Они ходили по аллее сада и беседовали. Она, взволнованная и возбужденная, с огоньками в глазах и побледневшим лицом, говорила ему:

— Я как-то слышала от вас, Сергей Николаевич, о каком-то царстве разума, где людям будет хорошо, очень хорошо, но где люди не будут любить друг друга…

Она не договорила. Ее перебил Опалихин.

— А разве люди теперь и здесь любят друг друга? — спросил он ее. — Вы сказали: «где люди не будут любить друг друга». Да. Там они не будут любить друг друга совершенно точно так же, как они не любят и здесь. А не любят, так как это противно их природе. Как я могу любить человека, ударившего меня в сердце? Я этого не могу, и переродиться не в моей власти! — Он замолчал, пожав плечом.

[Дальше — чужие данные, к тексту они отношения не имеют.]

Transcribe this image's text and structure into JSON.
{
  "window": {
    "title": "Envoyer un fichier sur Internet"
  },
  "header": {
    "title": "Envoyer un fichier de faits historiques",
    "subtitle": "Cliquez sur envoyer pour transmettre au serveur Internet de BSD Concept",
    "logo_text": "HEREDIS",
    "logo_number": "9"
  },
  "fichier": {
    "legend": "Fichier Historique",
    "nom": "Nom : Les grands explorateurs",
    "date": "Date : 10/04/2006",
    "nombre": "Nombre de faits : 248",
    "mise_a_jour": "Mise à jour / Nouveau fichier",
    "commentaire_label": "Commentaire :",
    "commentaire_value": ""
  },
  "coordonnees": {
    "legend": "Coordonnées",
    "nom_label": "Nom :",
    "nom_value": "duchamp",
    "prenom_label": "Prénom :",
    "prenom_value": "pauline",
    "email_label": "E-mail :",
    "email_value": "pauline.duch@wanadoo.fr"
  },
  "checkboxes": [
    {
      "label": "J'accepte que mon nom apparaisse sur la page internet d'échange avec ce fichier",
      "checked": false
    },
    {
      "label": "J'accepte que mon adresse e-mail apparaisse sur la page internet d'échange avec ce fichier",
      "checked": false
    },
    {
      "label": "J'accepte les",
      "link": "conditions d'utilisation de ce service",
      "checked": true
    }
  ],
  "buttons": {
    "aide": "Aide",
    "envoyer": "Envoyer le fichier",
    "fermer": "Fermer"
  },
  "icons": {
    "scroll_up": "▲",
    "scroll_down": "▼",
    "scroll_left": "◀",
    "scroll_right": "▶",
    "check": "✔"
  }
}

— Но, по крайней мере, — сказала Татьяна Михайловна, — люди теперь знают, что они должны любить. Это уж и то хорошо!

Опалихин снова пожал плечом.

— Я знаю, — проговорил он с улыбкой, — я знаю, что должен вам тысячу рублей: но я также прекрасно знаю, что я никогда их вам не отдам, так как я банкрот. Легче ли вам от этого?

— Да, — воскликнула Кондарева с живостью, — мне уже легче от вашего сознания! И мне было бы больнее, если бы вы совсем не признавали вашего долга!

— Ну, да, — небрежно усмехнулся Опалихин, — вы меня немножко поймали, так как я привел не совсем удачный пример. В этом примере я уже признал, что взял у вас некоторую сумму. Но если я ее у вас не брал, а заработал ее сам, своими руками, своим горбом, своей головой, тогда как прикажете мне поступить?

Он заглянул ей в самое лицо насмешливыми и холодными глазами. Она молчала в замешательстве, потупив голову. Свет месяца, заливавший весь сад, освещал и ее лицо, и оно казалось мертвенно-бледным. В саду было тихо; деревья не шевелились, словно оцепенев в сказочном сне, и необычайная тишина точно оковала и сад, и воздух, и небо. Взрывы хохота, доносившиеся порою в сад из раскрытых окон дома, казались не имеющими ничего общего с этой целомудренной тишиной, и они быстро умирали здесь, как существа, вышедшие из другого мира. И тишина по-прежнему оставалась недоступной и гордой.

— В царстве разума, — наконец заговорил Опалихин, — люди отнимут возможность у того, у другого, у третьего, у каждого, вредить себе. Вредить будет не выгодно. И на том спасибо. А любить — это, пожалуй, слишком жирно.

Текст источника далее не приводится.